- Born: Bessie Wilson 10 September 1974 (age 51) Blue Mountains, New South Wales, Australia
- Occupations: model, writer, television presenter
- Spouse: Geoff Barker
- Website: bessiebardot.com

= Bessie Bardot =

Australian businesswoman, writer, model and television presenter (born 1974)

Bessie Wilson (born 10 September 1974), known professionally as Bessie Bardot, is an Australian businesswoman, author, body model, television host, and socialite. Her career began in the 1990s, when she was discovered by former Australian Gladiator Geoff Barker.

== Early life ==
A child of hippie parents, she was born in the Blue Mountains, just west of Sydney in 1974. Her original name was Bessie Wilson and she attended Covenant Christian School, located in the Sydney suburb of Belrose. Given the nickname "Little Wing Kelly", she spent her early years in Mullumbimby in northern New South Wales. Her father disappeared when she was seven and she later discovered he had committed suicide.

Bardot's mother married a fundamentalist Christian, an original Hillsong pastor and introduced a strict regime at home including no Young Talent Time or boyfriends. Voted "least popular girl" in her final year at school, by the time she was 21 she had already been married and divorced after discovering her husband of 12 months was maintaining 7 other girlfriends behind her back.

== Career ==
She married Geoff Barker, formerly "Commando" from the Australian version Gladiators, and together they started Australia's first Body Model agency, focusing on all shapes and sizes. They cast for film, TV and print including characters in Moulin Rouge!, Mission: Impossible 2, The Matrix, and Star Wars. Originally the agent for Sofía Vergara from Modern Family, and Rachael Taylor of Transformers. She also acted in Fat Pizza and Pizza TV series, both Australian TV shows.

Created in the Image Pty. Ltd. T/as Bardots Bodies was placed into Administration in November 2001. Bessie moved from modelling into business and media starting up BubbleMedia PR and Movers Shakers which is Australia's first celebrity contact broker. She also hosts her own show on the Australian Arena television channel.

Bardot is an Australia Day ambassador, Make a wish ambassador and has completed three tours to the Middle East to entertain Australian troops. She was a national radio host with Austereo, a professional public speaker, and CEO of the Movers Shakers celebrity contact brokers firm.

She has also appeared regularly as a social commentator on various TV and radio shows, including The Late Date Show on 2Day FM, to speak on topics such as women's issues and relationships, and has a weekly "agony aunt" segment on national radio.

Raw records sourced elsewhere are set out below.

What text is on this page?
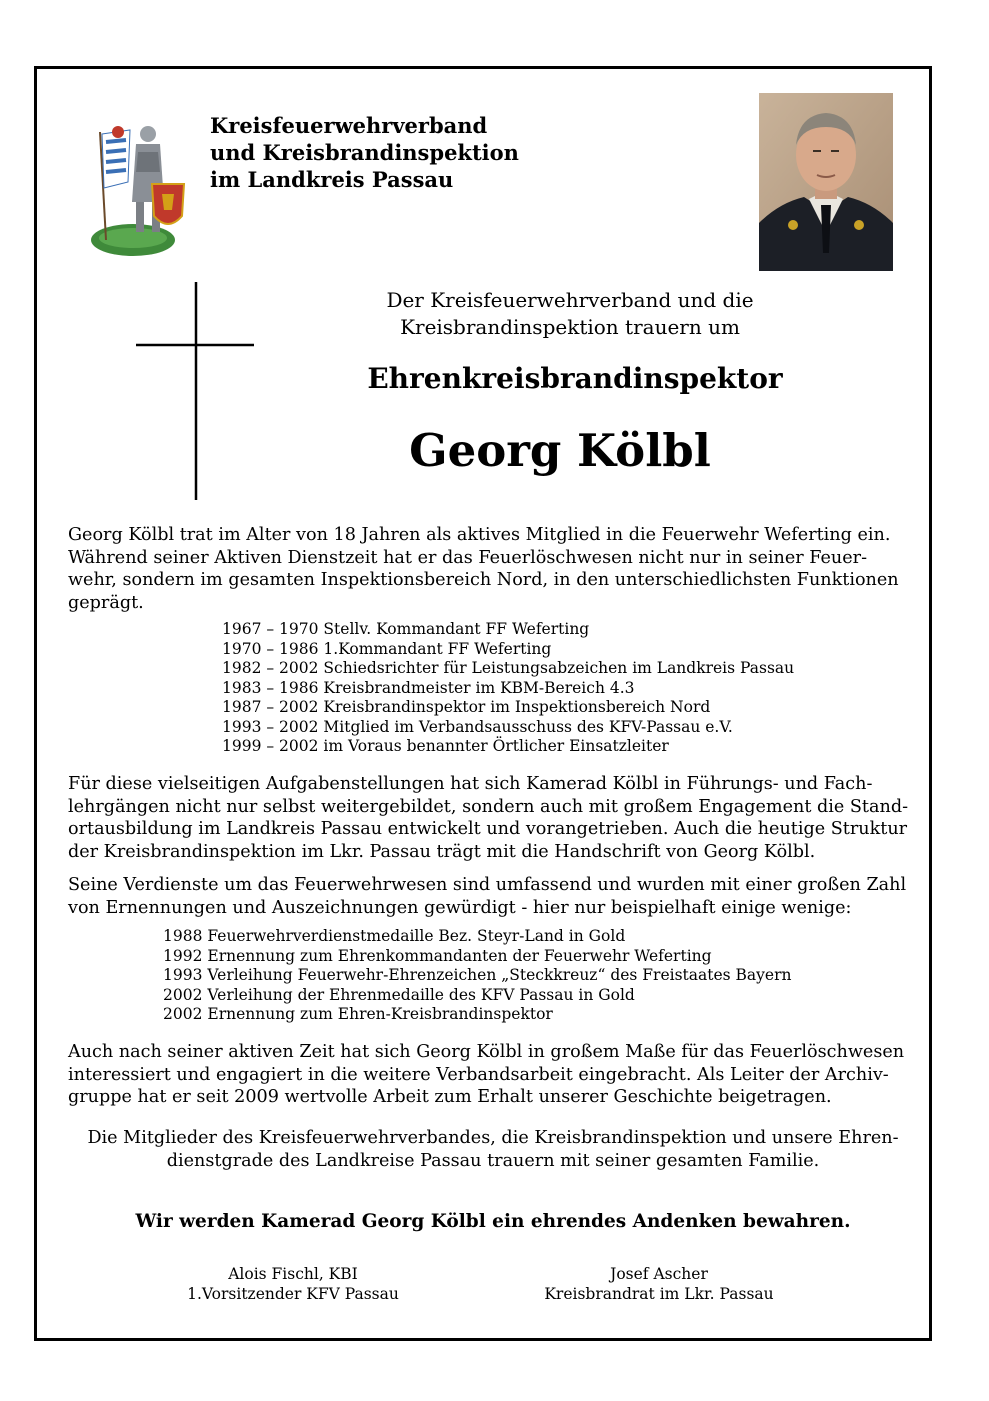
Kreisfeuerwehrverband
und Kreisbrandinspektion
im Landkreis Passau
Der Kreisfeuerwehrverband und die
Kreisbrandinspektion trauern um
Ehrenkreisbrandinspektor
Georg Kölbl
Georg Kölbl trat im Alter von 18 Jahren als aktives Mitglied in die Feuerwehr Weferting ein.
Während seiner Aktiven Dienstzeit hat er das Feuerlöschwesen nicht nur in seiner Feuer-
wehr, sondern im gesamten Inspektionsbereich Nord, in den unterschiedlichsten Funktionen
geprägt.
1967 – 1970 Stellv. Kommandant FF Weferting
1970 – 1986 1.Kommandant FF Weferting
1982 – 2002 Schiedsrichter für Leistungsabzeichen im Landkreis Passau
1983 – 1986 Kreisbrandmeister im KBM-Bereich 4.3
1987 – 2002 Kreisbrandinspektor im Inspektionsbereich Nord
1993 – 2002 Mitglied im Verbandsausschuss des KFV-Passau e.V.
1999 – 2002 im Voraus benannter Örtlicher Einsatzleiter
Für diese vielseitigen Aufgabenstellungen hat sich Kamerad Kölbl in Führungs- und Fach-
lehrgängen nicht nur selbst weitergebildet, sondern auch mit großem Engagement die Stand-
ortausbildung im Landkreis Passau entwickelt und vorangetrieben. Auch die heutige Struktur
der Kreisbrandinspektion im Lkr. Passau trägt mit die Handschrift von Georg Kölbl.
Seine Verdienste um das Feuerwehrwesen sind umfassend und wurden mit einer großen Zahl
von Ernennungen und Auszeichnungen gewürdigt - hier nur beispielhaft einige wenige:
1988 Feuerwehrverdienstmedaille Bez. Steyr-Land in Gold
1992 Ernennung zum Ehrenkommandanten der Feuerwehr Weferting
1993 Verleihung Feuerwehr-Ehrenzeichen „Steckkreuz“ des Freistaates Bayern
2002 Verleihung der Ehrenmedaille des KFV Passau in Gold
2002 Ernennung zum Ehren-Kreisbrandinspektor
Auch nach seiner aktiven Zeit hat sich Georg Kölbl in großem Maße für das Feuerlöschwesen
interessiert und engagiert in die weitere Verbandsarbeit eingebracht. Als Leiter der Archiv-
gruppe hat er seit 2009 wertvolle Arbeit zum Erhalt unserer Geschichte beigetragen.
Die Mitglieder des Kreisfeuerwehrverbandes, die Kreisbrandinspektion und unsere Ehren-
dienstgrade des Landkreise Passau trauern mit seiner gesamten Familie.
Wir werden Kamerad Georg Kölbl ein ehrendes Andenken bewahren.
Alois Fischl, KBI
1.Vorsitzender KFV Passau
Josef Ascher
Kreisbrandrat im Lkr. Passau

In 2009 Bardot and her husband gave away all their possession to the needy in a random act of 'kindness' and reinvention they named the "life change experiment". Given away was nearly a million dollars of possessions including cars, jewellery, designer clothing and handing over their businesses to their employees.

Bardot lectures on personal branding, women in business, health, well-being, drive, organisation, motivation and relationships.

Bardot is also an award-winning, best-selling author of three books:
- Casting Couch Confidential – an exposé on the modelling industry
- Bessie's Body Secrets – a guide to weight loss and well-being for women
- Bessie's Guide For Girls Who Want More From Life – offering advice for women in business

In 2007, she became the host of a burlesque talent show TV program, alongside her then husband as a judge on the show. In May 2011 Sydney-based author, Amanda Cole, issued Who Needs Prince Charming?, a self-realisation book for women, which collated contributions from 35 Australian women including Bardot, Bianca Dye, Camilla Franks, Kathryn Eisman, Molly Contogeorge, Tania Zaetta and Cindy Pan.